Je suis restée au sol, silencieuse. La douleur physique était intense, mais la douleur émotionnelle était bien pire. J'ai compris. Ce n'était pas une fête pour s'excuser. C'était une cérémonie d'humiliation. Ils voulaient me briser une dernière fois avant que je parte.

Autrefois, j'aurais pleuré, j'aurais crié, j'aurais supplié. Mais pas aujourd'hui. Une sorte de calme glacial s'est installé en moi. J'ai simplement fermé les yeux, encaissant leur haine.

Mon père a finalement pris la parole, son ton redevenant sévère et moralisateur.

"Relève-toi. C'était juste une blague. Tu manques vraiment d'humour. C'est ça ton problème, Estelle. Tu prends tout trop au sérieux."

Je me suis relevée lentement, sans un mot. J'ai ignoré le sang qui coulait sur ma joue. J'ai ignoré ma robe déchirée. J'ai ignoré leurs regards.

Ma mère m'a tendu un mouchoir. "Va te nettoyer. Tu fais une de ces têtes."

Alors que je passais devant eux pour aller à la salle de bain, mon frère m'a attrapée par le bras.

"Attends," a-t-il dit d'une voix méprisante. "Où est-ce que tu as eu cette robe ? Elle a l'air chère. Tu n'as pas d'argent."

Sophie a ajouté, avec une fausse innocence : "Oh, c'est vrai, elle est très jolie. J'espère que tu ne l'as pas eue en faisant des choses... inappropriées, Estelle. Ce serait tellement dommage pour la réputation de la famille."

Son insinuation était claire, venimeuse. Ils ne se contentaient pas de me blesser physiquement. Ils voulaient salir mon honneur, ma dignité, tout ce qui me restait.

Je les ai regardés, un par un. Le père autoritaire, la mère complice, le frère cruel, la sœur manipulatrice.

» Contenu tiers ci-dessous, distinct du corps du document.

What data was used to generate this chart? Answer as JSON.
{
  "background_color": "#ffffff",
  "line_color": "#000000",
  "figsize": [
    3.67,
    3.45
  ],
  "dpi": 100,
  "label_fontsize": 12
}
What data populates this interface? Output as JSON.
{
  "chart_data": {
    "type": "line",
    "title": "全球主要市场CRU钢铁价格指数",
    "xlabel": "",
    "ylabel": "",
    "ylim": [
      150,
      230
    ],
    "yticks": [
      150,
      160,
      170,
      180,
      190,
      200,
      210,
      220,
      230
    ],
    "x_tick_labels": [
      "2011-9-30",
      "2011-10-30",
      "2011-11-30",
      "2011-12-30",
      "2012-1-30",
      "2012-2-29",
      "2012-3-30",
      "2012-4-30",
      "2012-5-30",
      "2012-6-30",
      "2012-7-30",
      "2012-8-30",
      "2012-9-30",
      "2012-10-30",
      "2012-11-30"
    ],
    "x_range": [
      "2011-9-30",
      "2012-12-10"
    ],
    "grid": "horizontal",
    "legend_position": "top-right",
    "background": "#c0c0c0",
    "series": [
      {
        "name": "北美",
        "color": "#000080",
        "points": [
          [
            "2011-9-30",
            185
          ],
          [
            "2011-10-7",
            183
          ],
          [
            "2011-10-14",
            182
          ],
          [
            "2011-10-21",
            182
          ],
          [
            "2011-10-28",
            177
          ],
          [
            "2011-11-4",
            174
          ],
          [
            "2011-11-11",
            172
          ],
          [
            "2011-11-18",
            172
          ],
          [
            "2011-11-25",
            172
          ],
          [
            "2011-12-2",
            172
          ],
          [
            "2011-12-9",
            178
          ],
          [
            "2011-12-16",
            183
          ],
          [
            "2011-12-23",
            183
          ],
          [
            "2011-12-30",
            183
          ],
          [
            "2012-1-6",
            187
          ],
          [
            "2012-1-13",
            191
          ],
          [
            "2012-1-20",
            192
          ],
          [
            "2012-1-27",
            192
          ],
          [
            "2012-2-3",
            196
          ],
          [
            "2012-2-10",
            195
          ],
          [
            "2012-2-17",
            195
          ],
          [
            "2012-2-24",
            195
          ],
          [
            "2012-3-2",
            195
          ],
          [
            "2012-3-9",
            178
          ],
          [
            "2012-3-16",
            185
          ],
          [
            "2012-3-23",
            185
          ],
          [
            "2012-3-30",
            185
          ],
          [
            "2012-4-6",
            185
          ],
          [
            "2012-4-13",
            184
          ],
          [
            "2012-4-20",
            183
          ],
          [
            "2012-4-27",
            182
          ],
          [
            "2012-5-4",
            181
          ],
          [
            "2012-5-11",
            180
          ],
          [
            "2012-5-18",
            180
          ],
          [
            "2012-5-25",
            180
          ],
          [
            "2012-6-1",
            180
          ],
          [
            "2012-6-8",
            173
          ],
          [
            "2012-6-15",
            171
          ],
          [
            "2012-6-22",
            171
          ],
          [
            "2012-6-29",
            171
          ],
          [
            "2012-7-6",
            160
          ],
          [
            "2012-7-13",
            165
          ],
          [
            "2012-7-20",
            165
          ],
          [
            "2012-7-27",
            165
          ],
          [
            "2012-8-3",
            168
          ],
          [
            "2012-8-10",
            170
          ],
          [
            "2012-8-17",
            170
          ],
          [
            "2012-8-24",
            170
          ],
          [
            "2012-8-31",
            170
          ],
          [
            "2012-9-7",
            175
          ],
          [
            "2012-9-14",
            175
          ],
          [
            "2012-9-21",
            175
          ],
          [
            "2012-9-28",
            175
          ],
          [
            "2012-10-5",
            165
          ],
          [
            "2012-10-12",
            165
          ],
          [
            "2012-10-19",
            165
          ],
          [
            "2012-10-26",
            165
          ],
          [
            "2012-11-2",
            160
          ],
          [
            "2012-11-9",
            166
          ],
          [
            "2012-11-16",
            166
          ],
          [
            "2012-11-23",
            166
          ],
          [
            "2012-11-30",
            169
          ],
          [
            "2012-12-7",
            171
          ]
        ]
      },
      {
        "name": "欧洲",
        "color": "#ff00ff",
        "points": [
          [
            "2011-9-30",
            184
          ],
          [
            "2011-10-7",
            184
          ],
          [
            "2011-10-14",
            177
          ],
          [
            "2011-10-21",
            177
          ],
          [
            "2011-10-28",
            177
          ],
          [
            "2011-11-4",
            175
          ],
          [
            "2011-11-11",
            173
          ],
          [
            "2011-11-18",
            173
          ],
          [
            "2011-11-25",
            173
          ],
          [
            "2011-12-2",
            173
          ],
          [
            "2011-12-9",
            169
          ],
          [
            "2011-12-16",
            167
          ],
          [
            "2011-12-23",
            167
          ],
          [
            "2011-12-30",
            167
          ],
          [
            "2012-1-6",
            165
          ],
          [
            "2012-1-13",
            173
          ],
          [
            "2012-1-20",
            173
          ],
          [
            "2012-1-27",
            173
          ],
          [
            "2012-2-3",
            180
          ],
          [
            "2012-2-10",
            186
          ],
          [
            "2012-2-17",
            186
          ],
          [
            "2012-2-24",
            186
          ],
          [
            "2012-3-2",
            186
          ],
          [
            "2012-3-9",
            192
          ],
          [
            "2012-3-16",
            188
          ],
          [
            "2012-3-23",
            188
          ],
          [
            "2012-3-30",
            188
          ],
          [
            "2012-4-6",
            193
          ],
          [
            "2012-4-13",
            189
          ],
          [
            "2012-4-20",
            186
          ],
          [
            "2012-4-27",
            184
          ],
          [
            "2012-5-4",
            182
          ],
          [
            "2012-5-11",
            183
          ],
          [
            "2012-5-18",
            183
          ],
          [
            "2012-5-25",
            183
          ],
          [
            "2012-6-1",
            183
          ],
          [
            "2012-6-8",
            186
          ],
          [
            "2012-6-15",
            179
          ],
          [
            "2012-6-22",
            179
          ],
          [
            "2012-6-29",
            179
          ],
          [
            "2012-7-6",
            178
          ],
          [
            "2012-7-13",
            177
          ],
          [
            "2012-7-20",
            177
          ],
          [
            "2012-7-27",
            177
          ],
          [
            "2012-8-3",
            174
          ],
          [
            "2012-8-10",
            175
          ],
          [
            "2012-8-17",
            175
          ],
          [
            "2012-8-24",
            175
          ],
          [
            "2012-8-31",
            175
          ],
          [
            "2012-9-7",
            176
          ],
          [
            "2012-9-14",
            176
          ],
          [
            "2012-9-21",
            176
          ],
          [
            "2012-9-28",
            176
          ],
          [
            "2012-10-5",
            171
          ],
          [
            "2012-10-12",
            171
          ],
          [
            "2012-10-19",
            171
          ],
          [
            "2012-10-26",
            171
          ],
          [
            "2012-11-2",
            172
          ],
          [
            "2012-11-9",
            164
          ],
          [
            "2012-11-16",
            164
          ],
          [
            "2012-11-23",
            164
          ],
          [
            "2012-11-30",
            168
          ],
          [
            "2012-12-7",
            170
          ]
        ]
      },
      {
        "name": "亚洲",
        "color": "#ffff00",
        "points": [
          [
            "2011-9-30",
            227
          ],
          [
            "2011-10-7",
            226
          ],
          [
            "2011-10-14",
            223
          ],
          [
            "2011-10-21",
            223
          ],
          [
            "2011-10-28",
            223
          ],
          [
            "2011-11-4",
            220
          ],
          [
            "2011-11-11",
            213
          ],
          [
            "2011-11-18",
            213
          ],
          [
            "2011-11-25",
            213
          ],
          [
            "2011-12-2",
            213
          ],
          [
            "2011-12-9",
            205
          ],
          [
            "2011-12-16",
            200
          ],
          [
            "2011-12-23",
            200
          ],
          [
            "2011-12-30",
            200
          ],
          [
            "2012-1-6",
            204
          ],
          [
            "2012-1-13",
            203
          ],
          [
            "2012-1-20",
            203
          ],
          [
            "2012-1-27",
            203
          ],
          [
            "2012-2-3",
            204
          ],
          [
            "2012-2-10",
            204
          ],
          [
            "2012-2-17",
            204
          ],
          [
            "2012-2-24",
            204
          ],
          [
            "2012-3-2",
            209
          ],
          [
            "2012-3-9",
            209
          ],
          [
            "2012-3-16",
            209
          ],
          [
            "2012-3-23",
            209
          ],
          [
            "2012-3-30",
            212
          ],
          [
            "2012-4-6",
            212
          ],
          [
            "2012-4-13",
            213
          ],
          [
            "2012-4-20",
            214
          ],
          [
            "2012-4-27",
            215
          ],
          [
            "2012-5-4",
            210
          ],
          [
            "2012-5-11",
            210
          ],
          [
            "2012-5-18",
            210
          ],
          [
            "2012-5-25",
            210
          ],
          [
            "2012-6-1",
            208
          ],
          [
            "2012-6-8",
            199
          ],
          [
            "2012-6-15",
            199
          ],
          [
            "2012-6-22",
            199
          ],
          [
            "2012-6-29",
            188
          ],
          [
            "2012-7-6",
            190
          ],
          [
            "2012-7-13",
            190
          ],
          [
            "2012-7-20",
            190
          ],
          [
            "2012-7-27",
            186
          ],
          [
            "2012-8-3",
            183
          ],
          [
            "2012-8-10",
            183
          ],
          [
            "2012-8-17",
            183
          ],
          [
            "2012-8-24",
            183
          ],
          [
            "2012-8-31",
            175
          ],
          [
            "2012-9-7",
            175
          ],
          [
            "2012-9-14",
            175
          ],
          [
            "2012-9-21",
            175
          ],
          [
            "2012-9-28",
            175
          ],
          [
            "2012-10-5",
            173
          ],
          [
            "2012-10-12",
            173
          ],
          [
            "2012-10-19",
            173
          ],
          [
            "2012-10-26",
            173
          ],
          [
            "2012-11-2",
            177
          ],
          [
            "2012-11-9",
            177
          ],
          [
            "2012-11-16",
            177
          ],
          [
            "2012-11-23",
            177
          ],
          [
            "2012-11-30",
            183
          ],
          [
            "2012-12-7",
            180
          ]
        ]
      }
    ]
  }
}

Mon silence les a déstabilisés. Ils s'attendaient à des larmes, à des cris. Ils n'ont eu qu'un regard vide.

Je me suis dégagée de l'emprise de mon frère et j'ai continué mon chemin vers la salle de bain, le dos droit.

Dans le miroir, mon reflet était pathétique. Du sang, de la crème, des larmes séchées. Mais pour la première fois, j'ai vu dans mes propres yeux une lueur que je ne connaissais pas. Ce n'était plus de la tristesse. C'était du mépris. Un mépris aussi profond et aussi froid que le leur.

J'ai nettoyé mon visage avec une lenteur méthodique. Chaque geste était une promesse. La promesse que c'était la dernière fois. La dernière fois qu'ils me touchaient. La dernière fois qu'ils me faisaient du mal.

Quand je suis retournée au salon, je les ai trouvés en train de rire en mangeant le reste du gâteau. Ils ne m'ont même pas regardée. C'était comme si je n'existais pas.

Sophie a levé les yeux vers moi, une lueur de défi dans le regard.

"Alors, cette robe ? Qui te l'a payée ?" a-t-elle insisté.

La question est restée en suspens, lourde de sous-entendus, préparant le terrain pour leur prochain assaut.